The question around the table was not so much what to eat, but what to draw.
I had joined a few friends for dinner at a restaurant that places a large sheet of paper over its linen tablecloths, together with a few crayons, for people who care to doodle while they wait for their meal. Judging by the number of artists at our table, it's not easy for most people to resist leaving some kind of drawing or message on a blank sheet of paper.
I was reminded of this at a time when I was tempted to fill in a different sort of blank. In this case, it was the blank a friend was experiencing in trying to make a decision. She said she didn't know what was the right course to take - but she hadn't asked for another opinion on the matter either. Nevertheless, I went right ahead and told her my view, which only added to her confusion. I stopped, mid-sentence, and tried to wipe the slate clean. Then I honestly encouraged her to do whatever intuitively she thought was right, which she did.

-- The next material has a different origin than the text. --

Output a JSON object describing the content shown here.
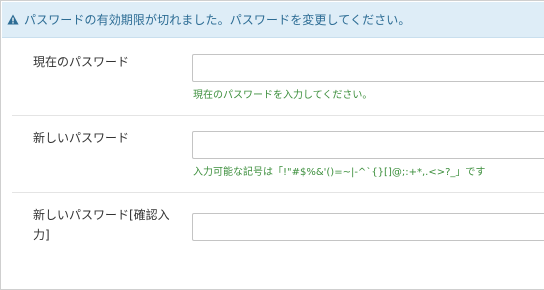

When we become aware of another person's contemplation going on, it can be tempting to want to leave our mark. "Here's what you should do...." "Why not take this approach?..." Even though we haven't been asked for our opinion (which we may think of as expertise), we put it forth nonetheless, and probably with good intentions. "After all, this person was looking for an answer," we say to ourselves.

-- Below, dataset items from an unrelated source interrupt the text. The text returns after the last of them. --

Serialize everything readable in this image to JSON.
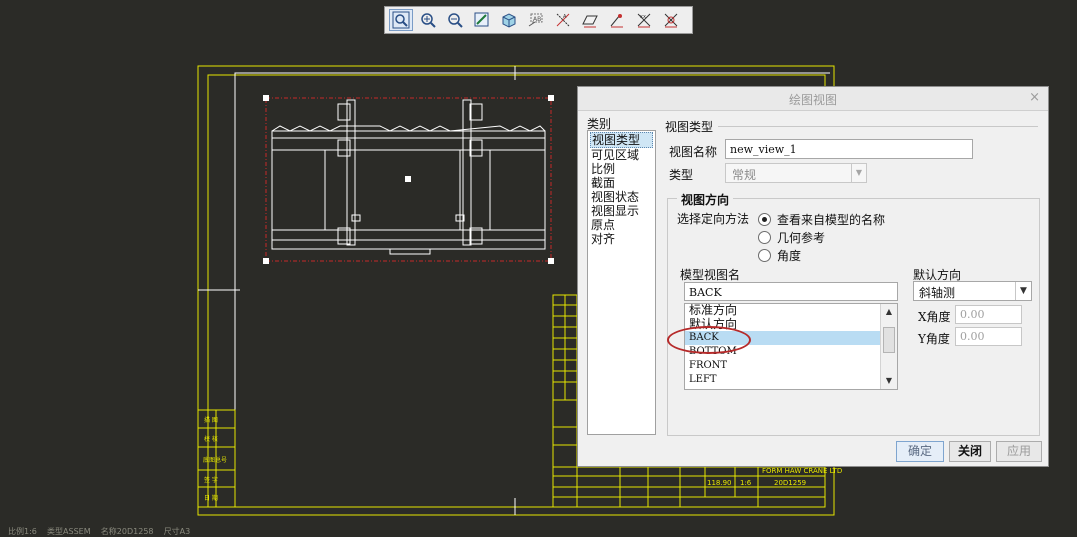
{
  "toolbar": {
    "icons": [
      "zoom-fit-icon",
      "zoom-in-icon",
      "zoom-out-icon",
      "repaint-icon",
      "view-orient-icon",
      "annotation-icon",
      "datum-axis-icon",
      "datum-plane-icon",
      "datum-point-icon",
      "csys-icon",
      "show-hide-icon"
    ]
  },
  "status_bar": "比例1:6    类型ASSEM    名称20D1258    尺寸A3",
  "title_block": {
    "rows_left": [
      "描 图",
      "校 核",
      "底图总号",
      "签 字",
      "日 期"
    ],
    "company": "FORM HAW CRANE LTD",
    "mass": "118.90",
    "scale": "1:6",
    "drawing_no": "20D1259"
  },
  "dialog": {
    "title": "绘图视图",
    "close_label": "×",
    "category_label": "类别",
    "categories": [
      "视图类型",
      "可见区域",
      "比例",
      "截面",
      "视图状态",
      "视图显示",
      "原点",
      "对齐"
    ],
    "selected_category": "视图类型",
    "section_title": "视图类型",
    "view_name_label": "视图名称",
    "view_name_value": "new_view_1",
    "type_label": "类型",
    "type_value": "常规",
    "orientation_group": "视图方向",
    "select_method_label": "选择定向方法",
    "methods": [
      "查看来自模型的名称",
      "几何参考",
      "角度"
    ],
    "selected_method": "查看来自模型的名称",
    "model_view_label": "模型视图名",
    "model_view_value": "BACK",
    "view_list": [
      "标准方向",
      "默认方向",
      "BACK",
      "BOTTOM",
      "FRONT",
      "LEFT"
    ],
    "selected_view": "BACK",
    "default_dir_label": "默认方向",
    "default_dir_value": "斜轴测",
    "x_angle_label": "X角度",
    "x_angle_value": "0.00",
    "y_angle_label": "Y角度",
    "y_angle_value": "0.00",
    "ok_label": "确定",
    "close_button_label": "关闭",
    "apply_label": "应用"
  },
  "colors": {
    "background": "#2b2b27",
    "frame": "#e6e600",
    "geometry": "#ffffff",
    "selection": "#c42a2a",
    "annotation": "#b62a2a"
  }
}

That may be true. And yet, are we the best one to provide an answer?
Perhaps we need to learn to respect other people's "blank paper" - contemplative moments - a lot more, and learn to be humble enough not to impose our own personal views if not asked for them. And even if asked, to remember that offering them may not be appropriate. An opinion is, after all, only what seems to be the case, based on personal judgment. The founder of this newspaper, Mary Baker Eddy, once called mere opinion "valueless" (see "Science and Health with Key to the Scriptures," pg. 341).
Why is it so often valueless? Because when mere opinions are put forward in an effort to instruct or direct someone else, we're second-guessing the always right will of God, the one infinite Mind. Humility is key. Realizing that the divine Mind, God, governs and guides each one of us - perfectly, precisely, completely - frees us from believing that our opinions are needed to straighten out people or to influence the decisions of anyone else.
Most of us could do a better job of relying on God's government of His creation. His wisdom, His love, His moral and spiritual law, are always present, always acting, always speaking to each of us, always filling in every apparent blank with truth, wisdom, and love.
When we are humbly listening and looking to God for answers, those answers are always found. This longing is another way to describe prayer, and praying is what someone may be doing in those blank moments, whether he or she says so or not. This, then, may not be a time for interjecting an opinion, however good it might seem. We could, instead, let God's voice be heard.
The imposition of one's personal opinions mostly interferes with God's government, with His pure and perfect thoughts that come to guide, to comfort, to heal. "Instead of relying on the Principle of all that really exists, - to govern His own creation, - self-conceit, ignorance, and pride would regulate God's action. Experience shows that humility is the first step in Christian Science, wherein all is controlled, not by man or laws material, but by wisdom, Truth, and Love" (Eddy, "Miscellaneous Writings," pg. 354).
Don't worry. God is not timid or evasive or mute. We can count on His government. God is fully capable of making His tender but powerful and infinitely wise message heard. So, out of respect for those who may be wanting very much to hear that message, we just might find out the silence of opinions is golden.
Thine ears shall hear a
word behind thee, saying, This
is the way, walk ye in it, when
ye turn to the right hand, and when ye turn to the left.